Randal later introduced a Ca'del Solo rosé some time later; we once did a cross-tasting and came to the conclusion that while the Vin Gris de Cigare was a better wine, we enjoyed the Ca'del Solo more. It was a little fruitier but still not sweet; the vin gris was more austere, more (surprisingly) like a white wine, while the Ca'del Solo had more body, more fruit, and was also a better choice for serving with more highly flavored foods. Since we tend to match rosé with barbecue, a fuller-bodied wine is usually a better choice.

But apart from Bonny Doon and some French rosés (Provence and Anjou being fairly reliable), we were basically stuck.

Until recently.

Fortunately, our wonderful wine lady, Roberta, likes to talk with us and has been looking out for good, dry, fuller-bodied rosés with less residual sugar. Lately we tried two of our favorites, and better still, they're both local.

In between paragraphs, I'm sipping the last few milliliters of a 2007 Elk Cove rosé of pinot noir, from my neighbors in Gaston. (Gaston is at the western end of one of my favorite sports-car roads in the world, and a charming place to visit on its own.) It's got a lovely coppery color, a nice acid balance but a good amount of fruit (even to the point of being a little sweeter than I normally like, but not objectionably so). We're having it as a summertime refresher after dinner, a simple supper of our fresh, local bacon and a spinach salad. It would have been good with dinner, too, and in fact would be good with something spicy—a curry would be an awesome pairing with this wine.
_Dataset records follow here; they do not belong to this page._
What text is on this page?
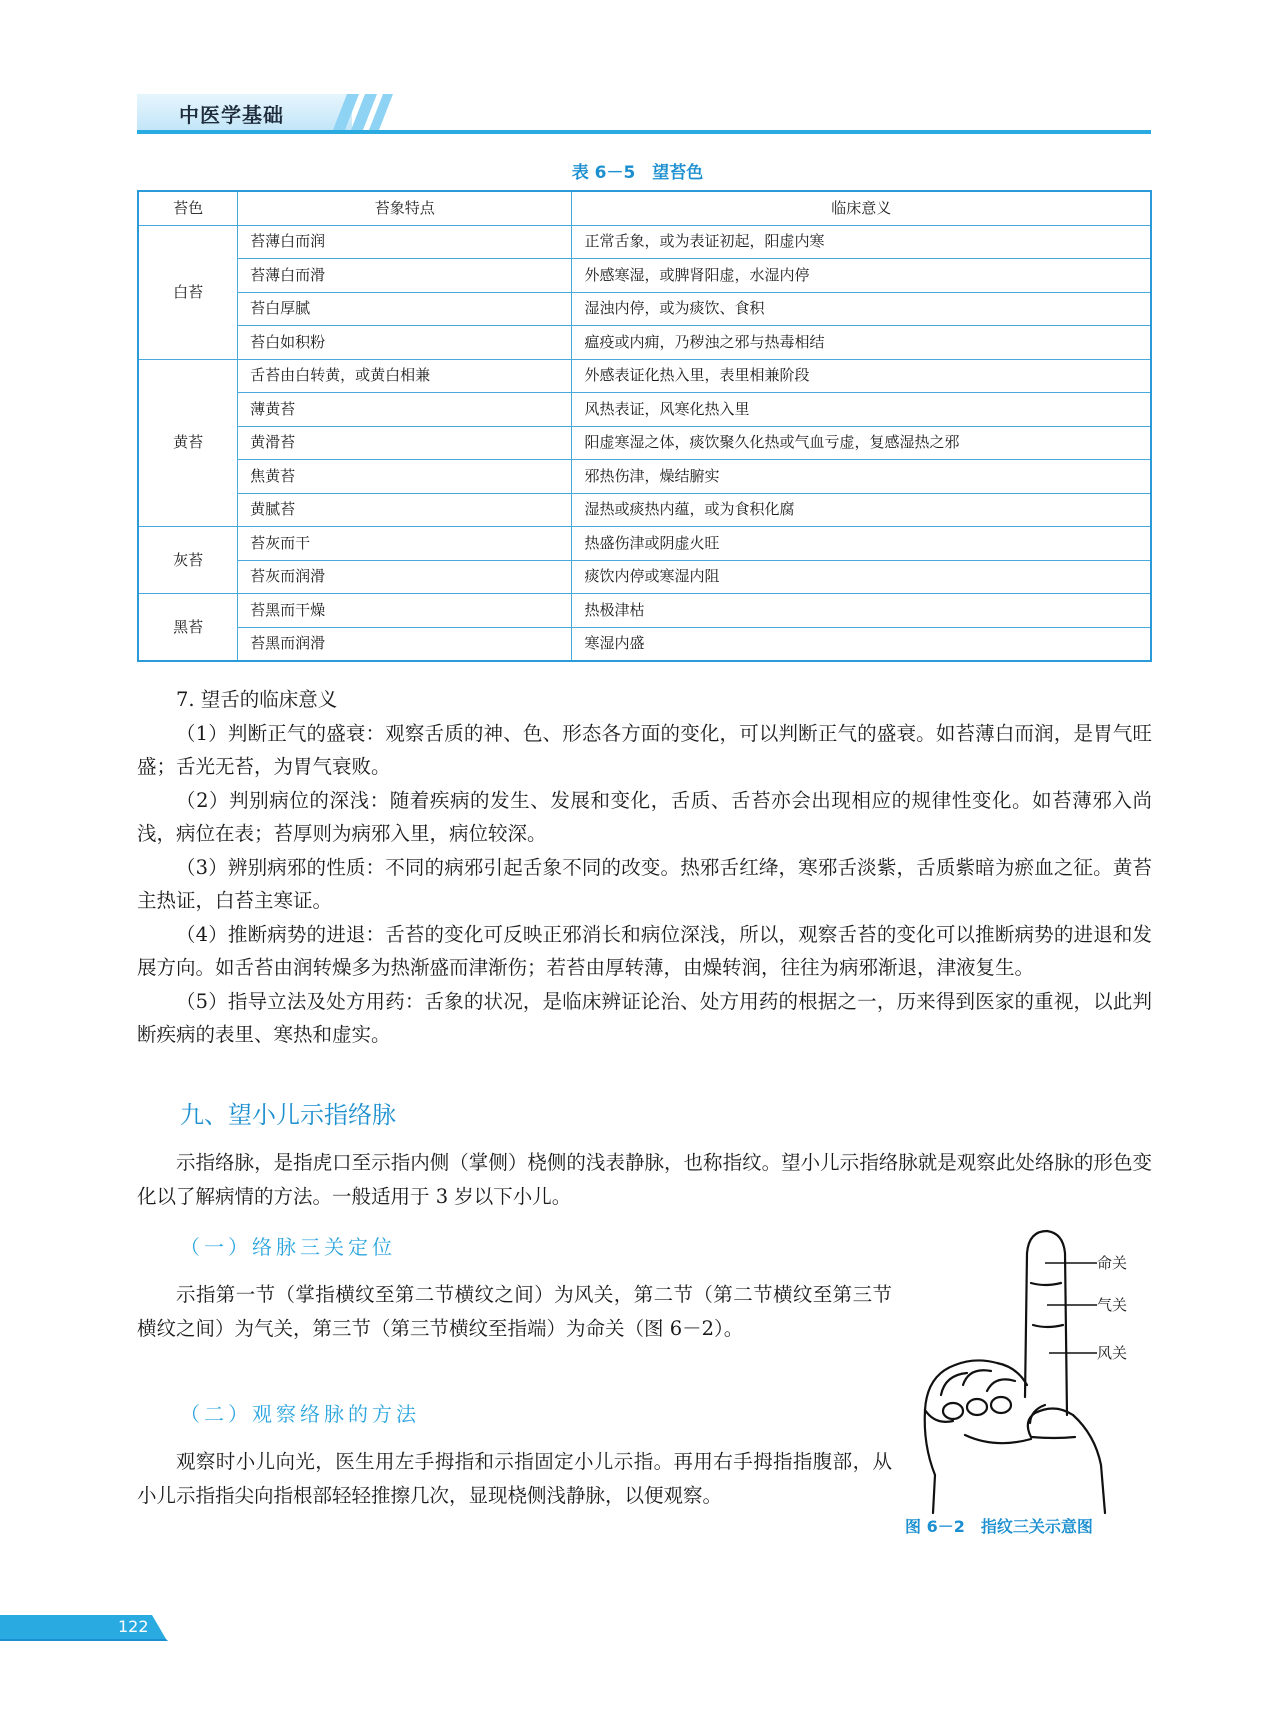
中医学基础
表 6－5　望苔色
苔色	苔象特点	临床意义
白苔	苔薄白而润	正常舌象，或为表证初起，阳虚内寒
	苔薄白而滑	外感寒湿，或脾肾阳虚，水湿内停
	苔白厚腻	湿浊内停，或为痰饮、食积
	苔白如积粉	瘟疫或内痈，乃秽浊之邪与热毒相结
黄苔	舌苔由白转黄，或黄白相兼	外感表证化热入里，表里相兼阶段
	薄黄苔	风热表证，风寒化热入里
	黄滑苔	阳虚寒湿之体，痰饮聚久化热或气血亏虚，复感湿热之邪
	焦黄苔	邪热伤津，燥结腑实
	黄腻苔	湿热或痰热内蕴，或为食积化腐
灰苔	苔灰而干	热盛伤津或阴虚火旺
	苔灰而润滑	痰饮内停或寒湿内阻
黑苔	苔黑而干燥	热极津枯
	苔黑而润滑	寒湿内盛

7. 望舌的临床意义

（1）判断正气的盛衰：观察舌质的神、色、形态各方面的变化，可以判断正气的盛衰。如苔薄白而润，是胃气旺盛；舌光无苔，为胃气衰败。

（2）判别病位的深浅：随着疾病的发生、发展和变化，舌质、舌苔亦会出现相应的规律性变化。如苔薄邪入尚浅，病位在表；苔厚则为病邪入里，病位较深。

（3）辨别病邪的性质：不同的病邪引起舌象不同的改变。热邪舌红绛，寒邪舌淡紫，舌质紫暗为瘀血之征。黄苔主热证，白苔主寒证。

（4）推断病势的进退：舌苔的变化可反映正邪消长和病位深浅，所以，观察舌苔的变化可以推断病势的进退和发展方向。如舌苔由润转燥多为热渐盛而津渐伤；若苔由厚转薄，由燥转润，往往为病邪渐退，津液复生。

（5）指导立法及处方用药：舌象的状况，是临床辨证论治、处方用药的根据之一，历来得到医家的重视，以此判断疾病的表里、寒热和虚实。

九、望小儿示指络脉

示指络脉，是指虎口至示指内侧（掌侧）桡侧的浅表静脉，也称指纹。望小儿示指络脉就是观察此处络脉的形色变化以了解病情的方法。一般适用于 3 岁以下小儿。

（一）络脉三关定位

示指第一节（掌指横纹至第二节横纹之间）为风关，第二节（第二节横纹至第三节横纹之间）为气关，第三节（第三节横纹至指端）为命关（图 6－2）。

（二）观察络脉的方法

观察时小儿向光，医生用左手拇指和示指固定小儿示指。再用右手拇指指腹部，从小儿示指指尖向指根部轻轻推擦几次，显现桡侧浅静脉，以便观察。

命关
气关
风关
图 6－2　指纹三关示意图
122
And for all that... the Evesham Wood is one of the best wines I've tasted lately. And not just the best rosés, one of the best wines. It's got fabulous body, with all the usual tempranillo goodness of complexity, depth and richness, but in a lighter color suitable for chilling. I had a bottle recently, and was thrilled; sadly, I bought the last one in Roberta's stock, so I'll have to head down to Salem (about 30 miles from us) to the vineyard.

Because, considering that the tempranillo grape is originally from Spain, I want to make paella this summer and serve the Evesham Wood with it.